Despite the uptick of ransomware attacks, small and midsize businesses are not taking sufficient measures to combat ransomware. Unfortunately, ransomware is lucrative and hard to trace.
The internet has always been a dangerous place with it and ever-present malware threats, ransomware has recently seen a sharp decline for consumers but the bad news is enterprise ransomware attacks are on the rise.
According to a recent report from Malwarebytes – consumers have seen a sharp decline and consumer-oriented crypto miners have almost completely vanished. But malware attacks against the enterprise have increased sharply during the same period. The rate of detections within the businesses rose from 2.8 million in the first quarter of 2018 to 9.5 million in the first quarter of 2019 – nearly a 340% increase in detections.
The State of ransomware: A rising criminal enterprise
There can be two major factors we can attribute to the rise in ransomware attacks targeted towards businesses and enterprises.
Factor 01: Bitcoin price cash. For a period of time, the ransomware infection rate had decreased as malware authors turned their attention to crypto mining. It was seemingly easier and more lucrative for malware authors to steal Bitcoin and more other cryptocurrencies than try to extort a ransom. Bitcoin had hit a peak value of nearly $20,000 in December 2017 and it has seen a bit of a comeback recently with the price hike of $9,000. Between the Bitcoin price crash of 2018 and the fact that security professionals began putting a lot more effort into crypto mining prevention, it was not possible and almost inevitable that malware authors would begin to focus less on creating crypto miners and go back to their original cash cow, ransomware.
Factor 2: The other factor that has played a major role in the increase in ransomware targeting the enterprise is the emboldening of ransomware authors.
The infamous, suddenly born, WannaCry attack proved itself beyond a shadow of a doubt that a ransomware attack can be widely effective on a grand scale. Even though some healthcare companies received quite good attention from media and the public with no harm and no damage by WannaCry. But the manufacturing companies had gone for a toss. Apple chipmaker TSMC had to temporarily halt its manufacturing operations from having total estimated losses of more than $250 million.
According to Carbonite Inc., 66% of respondents rate the threat of ransomware as “very serious.” And 13% of those surveyed rate their company’s preparedness to prevent ransomware as “high.”
How are enterprises affected by ransomware?
Ransomware is no longer something that is a distant or unlikely risk. More than half of the companies represented in Carbonatite Inc.’s research experienced a ransomware attack. And it all started from the year 2017 and it became the year of ransomware. But how exactly are companies affected by ransomware attacks? How devastating they are?
The results and outcomes are astounding and at times small and midsized businesses are not in a condition to get back on the field.
One of the major and worst consequences of a ransomware attack is financial losses. An average of four ransomware attacks and paid an average of $2500 per attack. And cybercriminals tend to demand the payment within 48 hours. Lack of preparations and almost no infrastructure for SMEs make them face such a threat. And due to this reason, almost half of the companies paid the demanded ransom within the given deadline.

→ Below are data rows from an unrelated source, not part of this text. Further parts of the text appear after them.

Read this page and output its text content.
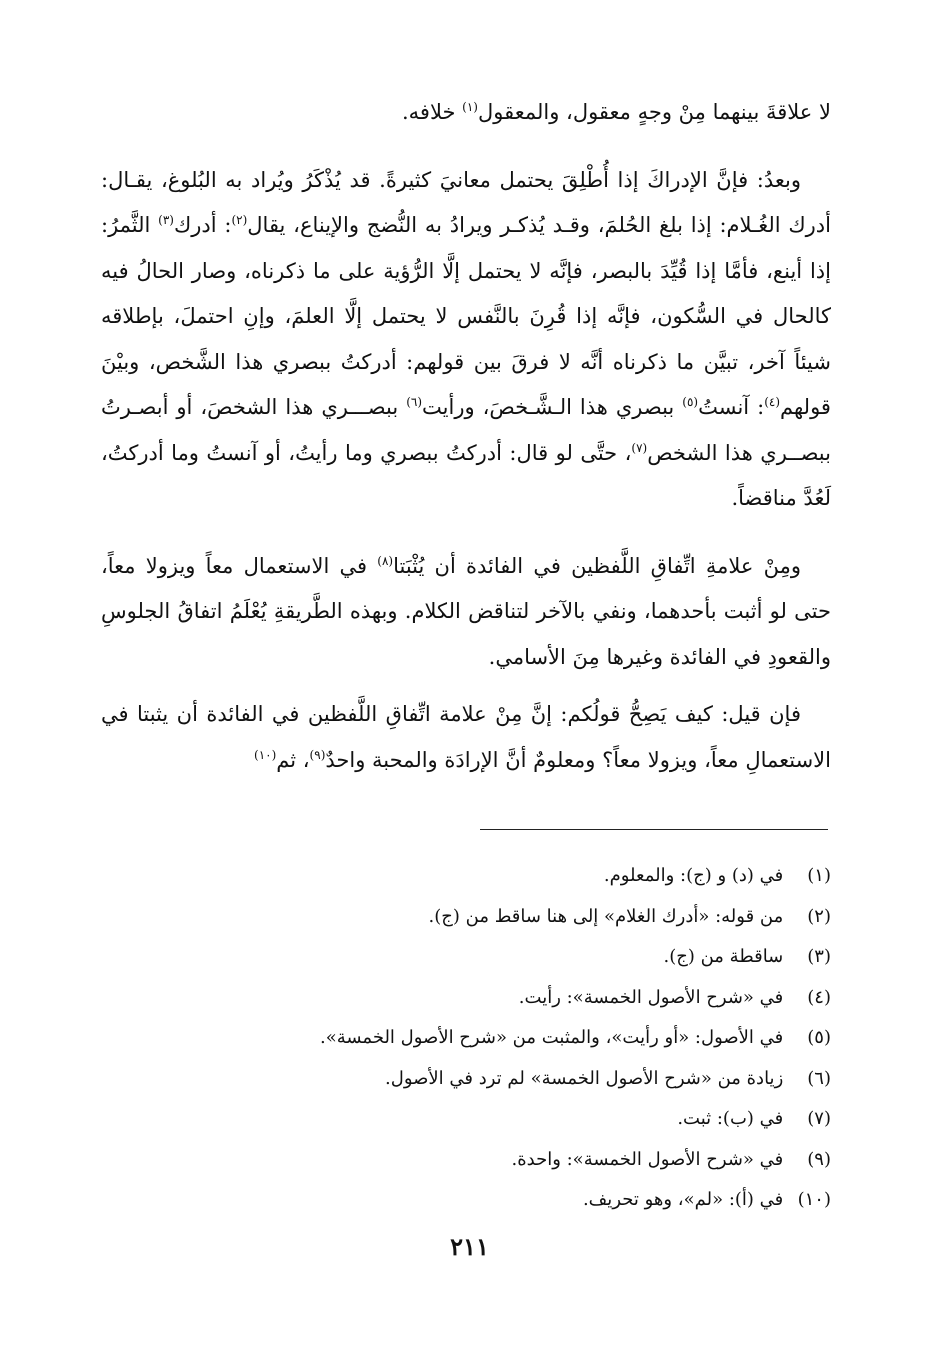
لا علاقةَ بينهما مِنْ وجهٍ معقول، والمعقول$^{(١)}$ خلافه.

وبعدُ: فإنَّ الإدراكَ إذا أُطْلِقَ يحتمل معانيَ كثيرةً. قد يُذْكَرُ ويُراد به البُلوغ، يقـال: أدرك الغُـلام: إذا بلغ الحُلمَ، وقـد يُذكـر ويرادُ به النُّضج والإيناع، يقال$^{(٢)}$: أدرك$^{(٣)}$ الثَّمرُ: إذا أينع، فأمَّا إذا قُيِّدَ بالبصر، فإنَّه لا يحتمل إلَّا الرُّؤية على ما ذكرناه، وصار الحالُ فيه كالحال في السُّكون، فإنَّه إذا قُرِنَ بالنَّفس لا يحتمل إلَّا العلمَ، وإنِ احتملَ، بإطلاقه شيئاً آخر، تبيَّن ما ذكرناه أنَّه لا فرقَ بين قولهم: أدركتُ ببصري هذا الشَّخص، وبيْنَ قولهم$^{(٤)}$: آنستُ$^{(٥)}$ ببصري هذا الـشَّـخصَ، ورأيت$^{(٦)}$ ببصـــري هذا الشخصَ، أو أبصـرتُ ببصــري هذا الشخص$^{(٧)}$، حتَّى لو قال: أدركتُ ببصري وما رأيتُ، أو آنستُ وما أدركتُ، لَعُدَّ مناقضاً.

ومِنْ علامةِ اتِّفاقِ اللَّفظين في الفائدة أن يُثْبَتا$^{(٨)}$ في الاستعمال معاً ويزولا معاً، حتى لو أثبت بأحدهما، ونفي بالآخر لتناقض الكلام. وبهذه الطَّريقةِ يُعْلَمُ اتفاقُ الجلوسِ والقعودِ في الفائدة وغيرها مِنَ الأسامي.

فإن قيل: كيف يَصِحُّ قولُكم: إنَّ مِنْ علامة اتِّفاقِ اللَّفظين في الفائدة أن يثبتا في الاستعمالِ معاً، ويزولا معاً؟ ومعلومٌ أنَّ الإرادَة والمحبة واحدٌ$^{(٩)}$، ثم$^{(١٠)}$

(١) في (د) و (ج): والمعلوم.
(٢) من قوله: «أدرك الغلام» إلى هنا ساقط من (ج).
(٣) ساقطة من (ج).
(٤) في «شرح الأصول الخمسة»: رأيت.
(٥) في الأصول: «أو رأيت»، والمثبت من «شرح الأصول الخمسة».
(٦) زيادة من «شرح الأصول الخمسة» لم ترد في الأصول.
(٧) في (ب): ثبت.
(٩) في «شرح الأصول الخمسة»: واحدة.
(١٠) في (أ): «لم»، وهو تحريف.
٢١١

Beyond the significant financial consequences, enterprises needed to invest in new technologies, they lost clients, customers and a large amount of money due to downtime. And for enterprises even just one ransomware incident makes a company more vulnerable to future attacks.
According to the Coveware Quarterly Ransomware Report, ransom payments rose 31% in the last quarter, at an average of $234,000. The medium ransom payment averages $110,532 and the researchers explained payment costs have increased as hackers increasingly target larger enterprises. Cyber security experts have been alarmed by the convergence of ransomware with data theft and data exfiltration to create an especially pernicious threat.
Over the past year, ransomware variants like Maze and DopplePaymer are been used to add the threat of data exfiltration to a ransomware attack. If a victim hesitates or delays to pay the demanded ransom, the cyber-criminal releases a portion of the data to publicize the exploit and heighten the pressure.
By giving away the great financial business hardships, companies are reluctant to report ransomware incidents to law enforcement because of concerns of negative publicity.
Conclusion: How you can stay safe
Before the next generation of ransomware evolves, every small or big enterprise should deploy the first line of defense which must accomplish five key things:
- Stop opportunities for lateral movement of ransomware within your network
- Reduces the amount of time an attacker has to operate within your network
- Patch up the vulnerable internet infrastructure and improve password management
- Regularly monitor your browser infections to identify the remediate threats more quickly
- Split your network into sub-networks to STOP, SLOW and contain SELF-PROPAGATING threats.
And always keep the last line of defense that is back up recovery. Off-sites back up would be your only hope for restoring services without paying a ransom. Make sure the backups are not open to compromise.
“Threat is a mirror of security gaps. Cyber-threat is mainly the reflection of our weaknesses. An accurate vision of digital and behavioral gaps is crucial for a consistent cyber-resilience.”